MANHATTAN (CN) - A multibillion-dollar copyright dispute over the "Pirates of the Caribbean" movie franchise belongs in California, the Walt Disney Co. told a federal judge.

Since 2003, the "Pirates of the Caribbean" movies have generated billions of dollars worldwide in box office and licensing revenues. "Top Gun" producer Jerry Bruckheimer produced the "Pirates" series, with Johnny Depp at the helm of the all-star cast. Disney, which distributed the movies, points to a pre-existing theme-park ride as their inspiration.

After the first movie in the series came out in 2003, Florida screenwriter Royce Mathew accused Disney of having profited off the supernatural stories, fictional characters, plots and themes he had developed in the 1980s.

Mathew said he had written several stories and screenplay drafts, which he later turned into an independent movie featuring characters and story elements similar to the ones in Disney's "Pirates" movies.

Disney received copies of Mathew's copyrighted works after he designed a video game based on his movie in the 1990s, court filings show. Mathew said the media conglomerate then used his ideas, characters and storylines to create its "Pirates" movies, and credited its employees and affiliates with coming up with them.

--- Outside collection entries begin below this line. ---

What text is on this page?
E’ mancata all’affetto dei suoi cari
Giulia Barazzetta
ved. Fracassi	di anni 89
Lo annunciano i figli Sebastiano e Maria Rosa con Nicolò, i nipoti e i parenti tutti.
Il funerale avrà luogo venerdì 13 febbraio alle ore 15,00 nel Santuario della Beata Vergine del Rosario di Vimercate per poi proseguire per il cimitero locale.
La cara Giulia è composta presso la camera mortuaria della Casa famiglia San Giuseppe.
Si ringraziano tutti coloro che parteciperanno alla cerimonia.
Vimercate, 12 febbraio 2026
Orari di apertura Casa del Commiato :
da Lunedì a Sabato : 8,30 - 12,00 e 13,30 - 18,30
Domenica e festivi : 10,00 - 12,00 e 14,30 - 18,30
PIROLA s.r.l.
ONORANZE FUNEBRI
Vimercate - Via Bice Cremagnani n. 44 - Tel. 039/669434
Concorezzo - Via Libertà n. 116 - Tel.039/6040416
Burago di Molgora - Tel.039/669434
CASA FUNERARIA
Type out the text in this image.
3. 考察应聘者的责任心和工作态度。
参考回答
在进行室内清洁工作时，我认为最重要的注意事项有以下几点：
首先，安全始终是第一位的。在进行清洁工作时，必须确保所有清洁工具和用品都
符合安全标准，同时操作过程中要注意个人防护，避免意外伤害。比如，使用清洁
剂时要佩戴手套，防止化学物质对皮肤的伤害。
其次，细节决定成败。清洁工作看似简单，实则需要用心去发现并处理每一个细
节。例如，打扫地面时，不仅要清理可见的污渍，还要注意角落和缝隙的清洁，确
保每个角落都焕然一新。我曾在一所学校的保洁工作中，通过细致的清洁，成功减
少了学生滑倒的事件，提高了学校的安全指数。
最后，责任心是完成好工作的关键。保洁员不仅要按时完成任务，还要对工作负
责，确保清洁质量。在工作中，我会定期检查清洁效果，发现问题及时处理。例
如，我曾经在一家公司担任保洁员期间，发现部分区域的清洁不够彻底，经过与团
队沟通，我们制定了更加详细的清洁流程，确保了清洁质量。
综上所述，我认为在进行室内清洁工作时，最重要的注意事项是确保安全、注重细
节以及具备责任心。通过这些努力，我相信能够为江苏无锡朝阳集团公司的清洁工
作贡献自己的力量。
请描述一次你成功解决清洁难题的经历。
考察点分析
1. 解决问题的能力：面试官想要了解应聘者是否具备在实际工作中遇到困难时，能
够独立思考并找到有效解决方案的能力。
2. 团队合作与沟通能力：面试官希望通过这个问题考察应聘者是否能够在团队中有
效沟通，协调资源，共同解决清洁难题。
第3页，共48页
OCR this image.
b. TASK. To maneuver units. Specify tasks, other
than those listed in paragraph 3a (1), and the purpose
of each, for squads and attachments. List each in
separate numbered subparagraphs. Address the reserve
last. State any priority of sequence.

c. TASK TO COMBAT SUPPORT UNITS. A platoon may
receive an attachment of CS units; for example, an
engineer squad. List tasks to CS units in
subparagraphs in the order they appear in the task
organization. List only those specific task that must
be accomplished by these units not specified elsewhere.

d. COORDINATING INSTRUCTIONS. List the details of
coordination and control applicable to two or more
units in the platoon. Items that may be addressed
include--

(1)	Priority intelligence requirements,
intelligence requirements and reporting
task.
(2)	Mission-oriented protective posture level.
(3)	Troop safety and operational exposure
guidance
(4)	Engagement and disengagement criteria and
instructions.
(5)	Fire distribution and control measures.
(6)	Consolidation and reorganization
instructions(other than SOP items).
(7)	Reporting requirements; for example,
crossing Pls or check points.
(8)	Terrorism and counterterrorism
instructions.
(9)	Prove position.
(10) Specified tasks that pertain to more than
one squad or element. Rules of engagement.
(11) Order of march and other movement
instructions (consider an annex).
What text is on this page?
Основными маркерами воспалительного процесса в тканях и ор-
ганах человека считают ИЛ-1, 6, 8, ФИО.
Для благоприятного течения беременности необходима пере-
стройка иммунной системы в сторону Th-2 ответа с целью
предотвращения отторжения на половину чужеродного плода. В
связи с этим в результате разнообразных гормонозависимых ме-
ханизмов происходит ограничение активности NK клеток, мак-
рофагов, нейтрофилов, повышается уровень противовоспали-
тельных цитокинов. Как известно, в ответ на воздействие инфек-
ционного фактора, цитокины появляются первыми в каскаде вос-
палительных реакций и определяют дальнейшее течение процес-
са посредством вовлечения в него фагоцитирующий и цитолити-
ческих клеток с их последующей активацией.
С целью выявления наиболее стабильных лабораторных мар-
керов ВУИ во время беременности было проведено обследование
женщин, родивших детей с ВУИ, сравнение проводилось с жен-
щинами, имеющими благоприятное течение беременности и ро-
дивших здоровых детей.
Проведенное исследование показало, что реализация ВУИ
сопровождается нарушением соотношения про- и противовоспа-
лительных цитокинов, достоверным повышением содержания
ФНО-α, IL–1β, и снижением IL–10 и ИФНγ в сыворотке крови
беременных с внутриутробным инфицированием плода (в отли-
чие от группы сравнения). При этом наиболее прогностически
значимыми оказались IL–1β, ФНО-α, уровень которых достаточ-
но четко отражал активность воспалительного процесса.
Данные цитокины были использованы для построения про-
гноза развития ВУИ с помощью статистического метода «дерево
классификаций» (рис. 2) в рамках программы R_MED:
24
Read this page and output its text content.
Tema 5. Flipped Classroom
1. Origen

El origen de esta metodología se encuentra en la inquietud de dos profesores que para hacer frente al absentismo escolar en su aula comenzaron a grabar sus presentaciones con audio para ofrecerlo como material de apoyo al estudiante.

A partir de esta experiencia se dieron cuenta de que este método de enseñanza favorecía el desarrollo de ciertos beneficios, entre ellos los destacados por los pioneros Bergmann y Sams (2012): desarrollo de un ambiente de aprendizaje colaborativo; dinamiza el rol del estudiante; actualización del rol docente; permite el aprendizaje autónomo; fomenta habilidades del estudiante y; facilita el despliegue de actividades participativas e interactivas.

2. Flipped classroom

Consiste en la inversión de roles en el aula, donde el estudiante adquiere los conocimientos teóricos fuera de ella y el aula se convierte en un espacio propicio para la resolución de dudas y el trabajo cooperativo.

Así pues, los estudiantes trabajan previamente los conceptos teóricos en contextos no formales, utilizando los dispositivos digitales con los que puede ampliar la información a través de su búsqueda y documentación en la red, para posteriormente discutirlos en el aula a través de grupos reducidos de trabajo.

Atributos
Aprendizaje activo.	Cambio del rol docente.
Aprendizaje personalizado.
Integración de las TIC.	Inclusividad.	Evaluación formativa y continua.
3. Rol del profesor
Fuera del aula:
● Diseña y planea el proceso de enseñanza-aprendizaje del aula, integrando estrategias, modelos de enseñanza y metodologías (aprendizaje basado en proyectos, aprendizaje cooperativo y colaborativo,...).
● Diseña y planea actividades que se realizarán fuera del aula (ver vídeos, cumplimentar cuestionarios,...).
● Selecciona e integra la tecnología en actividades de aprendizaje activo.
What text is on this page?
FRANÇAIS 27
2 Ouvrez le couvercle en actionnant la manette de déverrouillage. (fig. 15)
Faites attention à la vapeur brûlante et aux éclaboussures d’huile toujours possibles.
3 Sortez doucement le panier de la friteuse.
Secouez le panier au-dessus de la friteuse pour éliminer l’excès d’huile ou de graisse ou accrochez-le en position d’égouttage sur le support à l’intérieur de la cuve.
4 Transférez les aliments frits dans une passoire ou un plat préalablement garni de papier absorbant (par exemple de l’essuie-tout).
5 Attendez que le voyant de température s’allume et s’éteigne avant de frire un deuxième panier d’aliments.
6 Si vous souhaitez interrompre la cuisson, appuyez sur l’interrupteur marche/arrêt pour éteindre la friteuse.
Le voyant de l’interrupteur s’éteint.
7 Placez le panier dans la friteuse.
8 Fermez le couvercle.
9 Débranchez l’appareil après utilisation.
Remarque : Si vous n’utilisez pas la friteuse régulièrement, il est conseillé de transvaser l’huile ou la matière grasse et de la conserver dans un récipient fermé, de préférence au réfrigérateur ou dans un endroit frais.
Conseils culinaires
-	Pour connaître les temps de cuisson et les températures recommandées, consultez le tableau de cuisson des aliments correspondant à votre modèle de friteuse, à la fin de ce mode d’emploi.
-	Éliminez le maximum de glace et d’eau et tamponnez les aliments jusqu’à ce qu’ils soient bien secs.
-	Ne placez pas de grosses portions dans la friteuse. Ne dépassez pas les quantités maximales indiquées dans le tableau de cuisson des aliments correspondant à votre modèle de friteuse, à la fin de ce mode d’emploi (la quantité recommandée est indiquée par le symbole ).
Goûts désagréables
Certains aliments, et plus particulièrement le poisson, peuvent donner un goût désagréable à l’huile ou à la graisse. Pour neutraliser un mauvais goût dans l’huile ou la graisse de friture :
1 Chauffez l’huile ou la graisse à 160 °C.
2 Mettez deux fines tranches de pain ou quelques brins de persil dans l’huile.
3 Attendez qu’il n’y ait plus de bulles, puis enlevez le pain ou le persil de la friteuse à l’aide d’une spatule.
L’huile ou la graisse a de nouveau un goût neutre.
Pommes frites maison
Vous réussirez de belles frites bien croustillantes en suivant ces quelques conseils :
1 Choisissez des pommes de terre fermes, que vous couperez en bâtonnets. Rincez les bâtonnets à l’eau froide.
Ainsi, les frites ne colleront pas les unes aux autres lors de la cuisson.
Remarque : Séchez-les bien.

Though Mathew had filed the 2005 federal complaint against Disney in Orlando without a lawyer, he retained a Florida law firm after his attempts to settle with Disney failed.

Mathew dropped the Orlando lawsuit before the court issued any rulings, and his attorneys filed a second lawsuit in California that settled in 2007.

Disney had claimed that it had "independently created" similar characters and story lines based on the artwork for one of its theme parks in Orlando. The company pointed to a book featuring one of the scenes that purportedly had inspired the distinctive "Pirates" characters as evidence for its claim. Supernatural story elements, such as a curse that causes pirates to become living skeletons under the moonlight, were primarily based on theme-park artwork a Disney artist had designed before Mathew's copyrighted works existed, Disney said.

Mathew and Disney agreed to release all claims against each other stemming from the "Pirates" movies up to that point.

Then in 2009, Disney published a book that featured the same scene Disney had relied on in the settlement, by a different author. Mathew said there were serious discrepancies between the newly published scene and what Disney had represented in 2006 as the artwork to support its independent creation position.

Disney allegedly ignored Mathew's demands for an explanation, leading him to file a new copyright-infringement action in Orlando.

When the court dismissed the case before ruling on the merits, Mathew brought his claims to Manhattan, arguing that Disney had continued to infringe his copyrights after settling the previous dispute in 2007. He also asked for rescission of the allegedly fraudulent settlement agreement.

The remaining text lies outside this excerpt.